The symposium was organized by Neuralign, a non-profit that seeks to help dyslexic children by gamifying the process of learning to read. Ingrid Poupart, Neuralign’s CEO, announced a report from the Center for Applied Cognitive Research at Carleton University that showed that students using Neuralign were reading about 50% more words in ten weeks than before using the program. The potential for technology to deliver game-changing results was a recurring theme of conversation, although it was uncertain how these efforts would be included in the plans of New York or any other state. Eli Weissman, a technologist at contXtual, a metaverse company discussed plans to bring Neuralign’s content to virtual reality, which he described as having massive potential for students with learning differences.
All the talk of technology led to discussion of deeper root problems, prompted by Etienne. Etienne pointed out that, as helpful as programs like Neuralign may be, they’re delivered digitally, and many people don’t have reliable access to broadband and laptops. The problem is worse, he noted, for the incarcerated.
Even if students are diagnosed with dyslexia and offered remediation, this still may not be enough, according to panelist Dean Bragonier, founder of NoticeAbility, a non-profit that helps dyslexic students find their strengths and build self-esteem. Bragonier, who is dyslexic, discussed the psychological difficulty of feeling that he was stupid and didn’t “deserve a seat at the table.” It’s important, Bragonier said, to realize that there’s a silver lining to dyslexia—that dyslexia often comes with its own intellectual strengths.
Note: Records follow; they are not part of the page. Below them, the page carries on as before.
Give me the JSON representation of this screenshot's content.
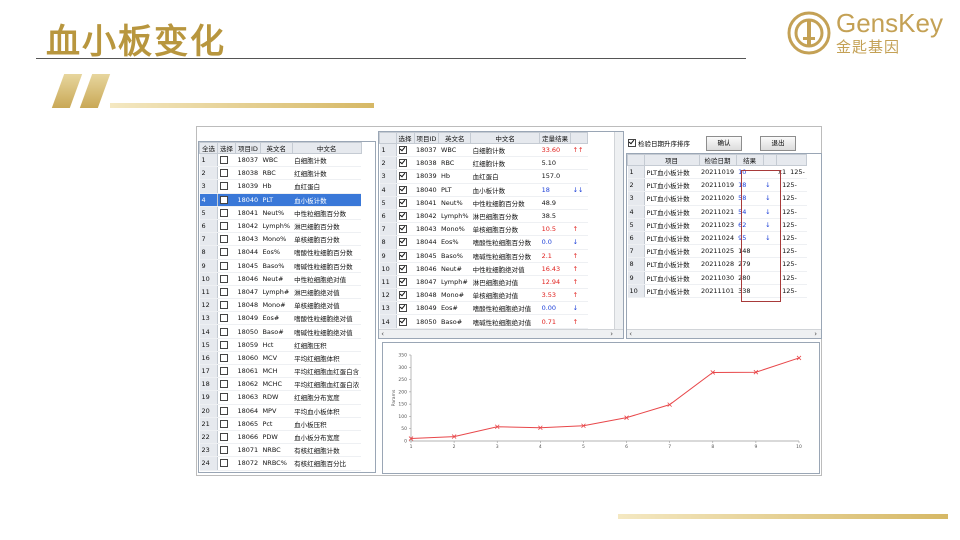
{
  "slide": {
    "title": "血小板变化",
    "logo_en": "GensKey",
    "logo_cn": "金匙基因"
  },
  "left_table": {
    "headers": [
      "全选",
      "选择",
      "项目ID",
      "英文名",
      "中文名"
    ],
    "rows": [
      {
        "n": "1",
        "id": "18037",
        "en": "WBC",
        "cn": "白细胞计数",
        "checked": false
      },
      {
        "n": "2",
        "id": "18038",
        "en": "RBC",
        "cn": "红细胞计数",
        "checked": false
      },
      {
        "n": "3",
        "id": "18039",
        "en": "Hb",
        "cn": "血红蛋白",
        "checked": false
      },
      {
        "n": "4",
        "id": "18040",
        "en": "PLT",
        "cn": "血小板计数",
        "checked": false,
        "selected": true
      },
      {
        "n": "5",
        "id": "18041",
        "en": "Neut%",
        "cn": "中性粒细胞百分数",
        "checked": false
      },
      {
        "n": "6",
        "id": "18042",
        "en": "Lymph%",
        "cn": "淋巴细胞百分数",
        "checked": false
      },
      {
        "n": "7",
        "id": "18043",
        "en": "Mono%",
        "cn": "单核细胞百分数",
        "checked": false
      },
      {
        "n": "8",
        "id": "18044",
        "en": "Eos%",
        "cn": "嗜酸性粒细胞百分数",
        "checked": false
      },
      {
        "n": "9",
        "id": "18045",
        "en": "Baso%",
        "cn": "嗜碱性粒细胞百分数",
        "checked": false
      },
      {
        "n": "10",
        "id": "18046",
        "en": "Neut#",
        "cn": "中性粒细胞绝对值",
        "checked": false
      },
      {
        "n": "11",
        "id": "18047",
        "en": "Lymph#",
        "cn": "淋巴细胞绝对值",
        "checked": false
      },
      {
        "n": "12",
        "id": "18048",
        "en": "Mono#",
        "cn": "单核细胞绝对值",
        "checked": false
      },
      {
        "n": "13",
        "id": "18049",
        "en": "Eos#",
        "cn": "嗜酸性粒细胞绝对值",
        "checked": false
      },
      {
        "n": "14",
        "id": "18050",
        "en": "Baso#",
        "cn": "嗜碱性粒细胞绝对值",
        "checked": false
      },
      {
        "n": "15",
        "id": "18059",
        "en": "Hct",
        "cn": "红细胞压积",
        "checked": false
      },
      {
        "n": "16",
        "id": "18060",
        "en": "MCV",
        "cn": "平均红细胞体积",
        "checked": false
      },
      {
        "n": "17",
        "id": "18061",
        "en": "MCH",
        "cn": "平均红细胞血红蛋白含",
        "checked": false
      },
      {
        "n": "18",
        "id": "18062",
        "en": "MCHC",
        "cn": "平均红细胞血红蛋白浓",
        "checked": false
      },
      {
        "n": "19",
        "id": "18063",
        "en": "RDW",
        "cn": "红细胞分布宽度",
        "checked": false
      },
      {
        "n": "20",
        "id": "18064",
        "en": "MPV",
        "cn": "平均血小板体积",
        "checked": false
      },
      {
        "n": "21",
        "id": "18065",
        "en": "Pct",
        "cn": "血小板压积",
        "checked": false
      },
      {
        "n": "22",
        "id": "18066",
        "en": "PDW",
        "cn": "血小板分布宽度",
        "checked": false
      },
      {
        "n": "23",
        "id": "18071",
        "en": "NRBC",
        "cn": "有核红细胞计数",
        "checked": false
      },
      {
        "n": "24",
        "id": "18072",
        "en": "NRBC%",
        "cn": "有核红细胞百分比",
        "checked": false
      }
    ]
  },
  "mid_table": {
    "headers": [
      "选择",
      "项目ID",
      "英文名",
      "中文名",
      "定量结果",
      ""
    ],
    "rows": [
      {
        "n": "1",
        "id": "18037",
        "en": "WBC",
        "cn": "白细胞计数",
        "val": "33.60",
        "flag": "↑↑",
        "color": "red"
      },
      {
        "n": "2",
        "id": "18038",
        "en": "RBC",
        "cn": "红细胞计数",
        "val": "5.10",
        "flag": "",
        "color": ""
      },
      {
        "n": "3",
        "id": "18039",
        "en": "Hb",
        "cn": "血红蛋白",
        "val": "157.0",
        "flag": "",
        "color": ""
      },
      {
        "n": "4",
        "id": "18040",
        "en": "PLT",
        "cn": "血小板计数",
        "val": "18",
        "flag": "↓↓",
        "color": "blue"
      },
      {
        "n": "5",
        "id": "18041",
        "en": "Neut%",
        "cn": "中性粒细胞百分数",
        "val": "48.9",
        "flag": "",
        "color": ""
      },
      {
        "n": "6",
        "id": "18042",
        "en": "Lymph%",
        "cn": "淋巴细胞百分数",
        "val": "38.5",
        "flag": "",
        "color": ""
      },
      {
        "n": "7",
        "id": "18043",
        "en": "Mono%",
        "cn": "单核细胞百分数",
        "val": "10.5",
        "flag": "↑",
        "color": "red"
      },
      {
        "n": "8",
        "id": "18044",
        "en": "Eos%",
        "cn": "嗜酸性粒细胞百分数",
        "val": "0.0",
        "flag": "↓",
        "color": "blue"
      },
      {
        "n": "9",
        "id": "18045",
        "en": "Baso%",
        "cn": "嗜碱性粒细胞百分数",
        "val": "2.1",
        "flag": "↑",
        "color": "red"
      },
      {
        "n": "10",
        "id": "18046",
        "en": "Neut#",
        "cn": "中性粒细胞绝对值",
        "val": "16.43",
        "flag": "↑",
        "color": "red"
      },
      {
        "n": "11",
        "id": "18047",
        "en": "Lymph#",
        "cn": "淋巴细胞绝对值",
        "val": "12.94",
        "flag": "↑",
        "color": "red"
      },
      {
        "n": "12",
        "id": "18048",
        "en": "Mono#",
        "cn": "单核细胞绝对值",
        "val": "3.53",
        "flag": "↑",
        "color": "red"
      },
      {
        "n": "13",
        "id": "18049",
        "en": "Eos#",
        "cn": "嗜酸性粒细胞绝对值",
        "val": "0.00",
        "flag": "↓",
        "color": "blue"
      },
      {
        "n": "14",
        "id": "18050",
        "en": "Baso#",
        "cn": "嗜碱性粒细胞绝对值",
        "val": "0.71",
        "flag": "↑",
        "color": "red"
      }
    ]
  },
  "right_panel": {
    "sort_label": "检验日期升序排序",
    "confirm_label": "确认",
    "exit_label": "退出",
    "headers": [
      "",
      "项目",
      "检验日期",
      "结果",
      "",
      ""
    ],
    "rows": [
      {
        "n": "1",
        "item": "PLT血小板计数",
        "date": "20211019",
        "val": "10",
        "flag": "",
        "color": "blue",
        "unit": "x1",
        "ref": "125-"
      },
      {
        "n": "2",
        "item": "PLT血小板计数",
        "date": "20211019",
        "val": "18",
        "flag": "↓",
        "color": "blue",
        "unit": "",
        "ref": "125-"
      },
      {
        "n": "3",
        "item": "PLT血小板计数",
        "date": "20211020",
        "val": "58",
        "flag": "↓",
        "color": "blue",
        "unit": "",
        "ref": "125-"
      },
      {
        "n": "4",
        "item": "PLT血小板计数",
        "date": "20211021",
        "val": "54",
        "flag": "↓",
        "color": "blue",
        "unit": "",
        "ref": "125-"
      },
      {
        "n": "5",
        "item": "PLT血小板计数",
        "date": "20211023",
        "val": "62",
        "flag": "↓",
        "color": "blue",
        "unit": "",
        "ref": "125-"
      },
      {
        "n": "6",
        "item": "PLT血小板计数",
        "date": "20211024",
        "val": "95",
        "flag": "↓",
        "color": "blue",
        "unit": "",
        "ref": "125-"
      },
      {
        "n": "7",
        "item": "PLT血小板计数",
        "date": "20211025",
        "val": "148",
        "flag": "",
        "color": "",
        "unit": "",
        "ref": "125-"
      },
      {
        "n": "8",
        "item": "PLT血小板计数",
        "date": "20211028",
        "val": "279",
        "flag": "",
        "color": "",
        "unit": "",
        "ref": "125-"
      },
      {
        "n": "9",
        "item": "PLT血小板计数",
        "date": "20211030",
        "val": "280",
        "flag": "",
        "color": "",
        "unit": "",
        "ref": "125-"
      },
      {
        "n": "10",
        "item": "PLT血小板计数",
        "date": "20211101",
        "val": "338",
        "flag": "",
        "color": "",
        "unit": "",
        "ref": "125-"
      }
    ]
  },
  "chart_data": {
    "type": "line",
    "x": [
      1,
      2,
      3,
      4,
      5,
      6,
      7,
      8,
      9,
      10
    ],
    "values": [
      10,
      18,
      58,
      54,
      62,
      95,
      148,
      279,
      280,
      338
    ],
    "ylabel": "Params",
    "ylim": [
      0,
      350
    ],
    "yticks": [
      0,
      50,
      100,
      150,
      200,
      250,
      300,
      350
    ],
    "line_color": "#e8474a",
    "grid": false
  }
}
Speaking before his early exit, Williams said that he had high hopes for the panel’s impact—that it could drive desperately needed investment. But at times, it was difficult to see how it was going to help. Panelists spoke about the problems broadly and did not discuss the specifics of solutions or how they might be paid for. At times, the discussion felt like a vehicle for stakeholders to praise the Adams administration and to promote their own efforts. There was plenty of lofty, truthful rhetoric about the importance of diagnosing and helping dyslexic students, but little in the way of practicalities. The importance of the cause is certain, but exactly who is benefiting the most from this conversation is somewhat less clear.